The Worst Question to Ask

While getting my hang-tag for college parking yesterday, I asked if the woman helping me could look up my license tag number, which I had forgotten, and which I needed for the form I was filling out. Stupid, I know, not to have it memorized, but I didn’t. And I didn’t want to have to walk all the way across campus in the sun a second time during a busy week.

“No,” said the woman at the counter. “We just don’t do that.”

And then I did it. The thing so many people hate. The question that’s always taken as an accusation.

“Why?” I asked. “You can’t just look it up in the computer?”

The woman did not appear busy, and in fact seemed to have been having a friendly social conversation with a co-worker when I arrived. I thought I was just being logical, performing the operation [you looking my tag number up] is much less trouble than [me making another special trip out of my way again tomorrow, and also risking another ticket this week with no student-parking hang-tag]. But no dice.

She told me that her office didn’t do that. Ah. The old “because I say so”/”that’s just how we do things” answer, which isn’t an answer at all.

I told her I didn’t understand, that I wanted a reason.

She then became testy, borderline rude, and told me to “just fill it out and bring it back already, OK?” before turning her back on me, disgusted with me and my irritating desire for information, and returning to the conversation she’d just left behind.

I’m going to go out on a limb here and say that quite possibly this woman is not the rude, lazy imbecile you might think after reading my fairly accurate (IMO) account of our encounter.

People (Americans?) hate being asked why they’re doing something, especially with regard to their job. They get mad. They commonly, in my experience, take “why” as a personal affront, a criticism, an insult from someone who isn’t in their shoes and never will be. In America at least, WHY is a loaded gun.

But so often, all we want is an answer.

Let’s rewrite this encounter.

Version one:

Can you look this up for me?

No, we don’t have time for that.

Hm, I don’t understand. No one else is in line, and your office really doesn’t look that busy.

Well, if we looked that up for you, we’d have to do it for everyone, and sometimes we just don’t have time for it. I’m sorry. Can you bring it back tomorrow?

Version two:

Can you look this up for me?

Sure.

Both options took less time than what actually transpired…


2 responses to “The Worst Question to Ask

  1. What is it about the dynamic of the almighty counter-top between two people? Bartenders, government workers, even cashiers have some sort of implied power and control afforded by this barrier. Even though it’s their job to serve and be helpful, somehow this mostly psychological tool says to us “don’t you dare…” And if any one of us were to make the drastic commitment of leaping over the bar/counter, a storm of consequences would rain down upon us. We all know this implicitly; a cautionary label or sign is rare. I’ve found that the only way to equalize this relationship is to disingenuously turn on that submissive charm we all possess; “…I don’t know how you do it; you must be very busy, but is there any way…?”

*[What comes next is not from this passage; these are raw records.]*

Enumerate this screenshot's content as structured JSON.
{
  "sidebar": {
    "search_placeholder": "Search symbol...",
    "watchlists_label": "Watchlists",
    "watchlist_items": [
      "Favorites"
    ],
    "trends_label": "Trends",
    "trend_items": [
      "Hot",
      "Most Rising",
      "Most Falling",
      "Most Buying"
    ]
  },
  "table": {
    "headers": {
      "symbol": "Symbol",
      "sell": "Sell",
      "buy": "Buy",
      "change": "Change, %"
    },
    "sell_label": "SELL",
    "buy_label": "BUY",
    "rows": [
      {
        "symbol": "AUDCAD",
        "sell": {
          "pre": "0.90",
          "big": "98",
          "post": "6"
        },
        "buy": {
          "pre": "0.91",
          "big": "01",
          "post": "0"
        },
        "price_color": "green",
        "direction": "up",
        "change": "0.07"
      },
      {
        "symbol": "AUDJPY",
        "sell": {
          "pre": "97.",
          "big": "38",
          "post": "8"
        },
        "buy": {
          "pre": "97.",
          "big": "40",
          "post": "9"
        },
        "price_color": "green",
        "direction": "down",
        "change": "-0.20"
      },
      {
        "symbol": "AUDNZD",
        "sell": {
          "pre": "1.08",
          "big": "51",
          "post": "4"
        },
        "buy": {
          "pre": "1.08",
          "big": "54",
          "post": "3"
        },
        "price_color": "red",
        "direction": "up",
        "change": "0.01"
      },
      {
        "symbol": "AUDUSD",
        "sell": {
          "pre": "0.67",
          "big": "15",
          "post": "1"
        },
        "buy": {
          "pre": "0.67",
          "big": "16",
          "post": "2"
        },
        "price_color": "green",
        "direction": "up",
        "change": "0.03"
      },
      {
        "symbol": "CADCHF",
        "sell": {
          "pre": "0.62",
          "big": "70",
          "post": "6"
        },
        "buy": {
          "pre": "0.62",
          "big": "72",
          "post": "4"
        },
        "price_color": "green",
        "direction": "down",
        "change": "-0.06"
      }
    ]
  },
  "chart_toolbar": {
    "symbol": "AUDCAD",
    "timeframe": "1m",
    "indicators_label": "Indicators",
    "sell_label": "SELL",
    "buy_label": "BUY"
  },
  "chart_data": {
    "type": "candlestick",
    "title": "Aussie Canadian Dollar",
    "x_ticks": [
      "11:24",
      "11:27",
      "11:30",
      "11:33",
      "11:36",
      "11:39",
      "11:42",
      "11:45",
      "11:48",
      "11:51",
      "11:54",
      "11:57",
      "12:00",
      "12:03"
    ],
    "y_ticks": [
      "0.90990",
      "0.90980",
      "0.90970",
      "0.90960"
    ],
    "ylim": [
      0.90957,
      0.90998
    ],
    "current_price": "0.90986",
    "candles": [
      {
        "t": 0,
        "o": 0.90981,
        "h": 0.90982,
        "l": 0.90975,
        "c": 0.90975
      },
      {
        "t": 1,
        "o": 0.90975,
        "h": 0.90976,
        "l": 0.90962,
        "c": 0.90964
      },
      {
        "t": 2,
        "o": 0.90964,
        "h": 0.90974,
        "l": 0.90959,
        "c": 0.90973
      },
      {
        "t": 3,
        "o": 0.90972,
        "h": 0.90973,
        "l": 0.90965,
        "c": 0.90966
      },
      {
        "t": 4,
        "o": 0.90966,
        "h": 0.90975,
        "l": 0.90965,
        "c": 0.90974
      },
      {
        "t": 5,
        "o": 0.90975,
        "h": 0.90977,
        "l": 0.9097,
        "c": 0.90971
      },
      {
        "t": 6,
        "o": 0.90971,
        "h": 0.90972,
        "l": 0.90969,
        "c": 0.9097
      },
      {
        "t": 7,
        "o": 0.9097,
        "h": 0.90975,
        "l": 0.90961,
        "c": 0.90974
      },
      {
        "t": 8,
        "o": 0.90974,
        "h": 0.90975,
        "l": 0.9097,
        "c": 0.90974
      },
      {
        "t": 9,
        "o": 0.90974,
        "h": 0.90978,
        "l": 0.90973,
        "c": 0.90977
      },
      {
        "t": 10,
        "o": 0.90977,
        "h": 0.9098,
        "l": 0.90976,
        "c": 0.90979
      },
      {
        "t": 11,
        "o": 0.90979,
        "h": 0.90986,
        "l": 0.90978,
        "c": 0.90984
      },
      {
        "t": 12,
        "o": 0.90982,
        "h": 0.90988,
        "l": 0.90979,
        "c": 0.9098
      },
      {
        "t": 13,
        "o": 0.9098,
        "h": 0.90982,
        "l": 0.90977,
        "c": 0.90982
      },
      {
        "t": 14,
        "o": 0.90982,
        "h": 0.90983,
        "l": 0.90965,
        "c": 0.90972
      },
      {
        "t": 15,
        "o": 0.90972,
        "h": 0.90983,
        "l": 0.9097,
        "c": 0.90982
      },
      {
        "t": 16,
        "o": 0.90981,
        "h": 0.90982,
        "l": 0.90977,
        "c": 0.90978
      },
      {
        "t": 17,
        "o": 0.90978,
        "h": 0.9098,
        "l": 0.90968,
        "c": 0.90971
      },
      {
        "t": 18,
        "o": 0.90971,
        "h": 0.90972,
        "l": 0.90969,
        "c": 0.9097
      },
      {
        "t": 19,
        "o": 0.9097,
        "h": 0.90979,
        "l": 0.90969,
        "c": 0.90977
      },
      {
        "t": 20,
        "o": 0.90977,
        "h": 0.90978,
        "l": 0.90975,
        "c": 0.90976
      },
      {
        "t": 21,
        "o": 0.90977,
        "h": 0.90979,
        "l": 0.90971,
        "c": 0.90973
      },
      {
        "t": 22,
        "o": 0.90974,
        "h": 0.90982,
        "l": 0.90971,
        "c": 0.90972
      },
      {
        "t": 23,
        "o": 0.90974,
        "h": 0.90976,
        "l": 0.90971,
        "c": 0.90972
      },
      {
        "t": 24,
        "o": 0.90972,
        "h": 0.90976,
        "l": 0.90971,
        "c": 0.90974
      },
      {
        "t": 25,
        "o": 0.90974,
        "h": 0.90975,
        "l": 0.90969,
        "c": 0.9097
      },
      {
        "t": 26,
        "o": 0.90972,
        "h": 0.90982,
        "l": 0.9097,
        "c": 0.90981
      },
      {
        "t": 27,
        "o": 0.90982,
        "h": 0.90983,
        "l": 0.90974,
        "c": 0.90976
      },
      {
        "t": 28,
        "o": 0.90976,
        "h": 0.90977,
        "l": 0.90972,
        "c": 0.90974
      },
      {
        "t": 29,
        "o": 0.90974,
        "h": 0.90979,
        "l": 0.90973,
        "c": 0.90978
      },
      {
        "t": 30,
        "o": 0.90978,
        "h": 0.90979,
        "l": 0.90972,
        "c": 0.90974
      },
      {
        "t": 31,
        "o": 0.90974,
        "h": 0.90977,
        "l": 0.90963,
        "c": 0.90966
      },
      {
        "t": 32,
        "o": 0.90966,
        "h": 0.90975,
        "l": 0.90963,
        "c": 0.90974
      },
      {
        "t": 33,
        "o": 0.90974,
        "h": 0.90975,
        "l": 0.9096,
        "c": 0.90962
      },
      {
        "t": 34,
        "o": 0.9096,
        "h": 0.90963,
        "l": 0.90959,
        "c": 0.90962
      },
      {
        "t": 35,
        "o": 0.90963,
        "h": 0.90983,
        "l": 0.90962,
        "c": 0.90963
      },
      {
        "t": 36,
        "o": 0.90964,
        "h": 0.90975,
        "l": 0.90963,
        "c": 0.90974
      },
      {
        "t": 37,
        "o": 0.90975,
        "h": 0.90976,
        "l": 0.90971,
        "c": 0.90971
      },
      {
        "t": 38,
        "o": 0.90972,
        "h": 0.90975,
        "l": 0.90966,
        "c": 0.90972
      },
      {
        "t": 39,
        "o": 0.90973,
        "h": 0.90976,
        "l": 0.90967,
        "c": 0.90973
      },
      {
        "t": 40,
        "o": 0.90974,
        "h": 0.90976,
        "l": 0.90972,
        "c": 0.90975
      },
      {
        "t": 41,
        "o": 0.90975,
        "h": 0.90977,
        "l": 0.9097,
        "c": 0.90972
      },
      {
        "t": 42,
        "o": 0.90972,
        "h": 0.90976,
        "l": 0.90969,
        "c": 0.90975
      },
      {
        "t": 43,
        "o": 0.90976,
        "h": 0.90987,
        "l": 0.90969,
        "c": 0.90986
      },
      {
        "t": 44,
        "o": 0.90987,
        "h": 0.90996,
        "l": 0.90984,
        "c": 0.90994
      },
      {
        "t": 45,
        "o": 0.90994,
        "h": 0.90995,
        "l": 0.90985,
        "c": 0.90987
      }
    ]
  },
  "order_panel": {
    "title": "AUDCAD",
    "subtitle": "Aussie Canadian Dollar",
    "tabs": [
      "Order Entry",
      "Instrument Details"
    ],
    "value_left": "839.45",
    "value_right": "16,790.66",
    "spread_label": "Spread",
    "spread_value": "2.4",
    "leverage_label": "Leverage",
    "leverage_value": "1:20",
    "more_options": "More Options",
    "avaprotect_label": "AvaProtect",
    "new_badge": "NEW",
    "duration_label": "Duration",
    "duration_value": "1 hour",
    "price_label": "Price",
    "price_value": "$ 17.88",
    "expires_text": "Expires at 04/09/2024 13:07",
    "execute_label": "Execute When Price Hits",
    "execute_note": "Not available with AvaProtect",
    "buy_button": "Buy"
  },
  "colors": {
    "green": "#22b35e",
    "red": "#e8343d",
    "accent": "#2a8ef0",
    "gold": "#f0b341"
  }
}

  2. I had a similar experience with a cashier. I was using WIC coupons to purchase cereal. When the computer beeped a negative response to my box I was told that it was not approved. I was prepared this time (as I had not been in the past) and showed her the form which proved it’s approval. She tried to tell me it was the type of cereal (not possible, the tiny picture was there, barking approval) then the size (again, tiny picture in WIC brochure, with approval). When I insisted, I was told that she would have to get her manager to approve the transaction. I told her I would wait. I had to wait for two managers, the second of whom was very polite and approved the silly box of cereal. The cashier refused to use her brain and insisted on using the computer’s brain (which was obviously programmed with someone else’s brain).

    Thank you for pointing out the misuse of “power” some of us fall on to get out of being polite. It is a good reminder to take a moment and dare to ask “why?” or “why not?”.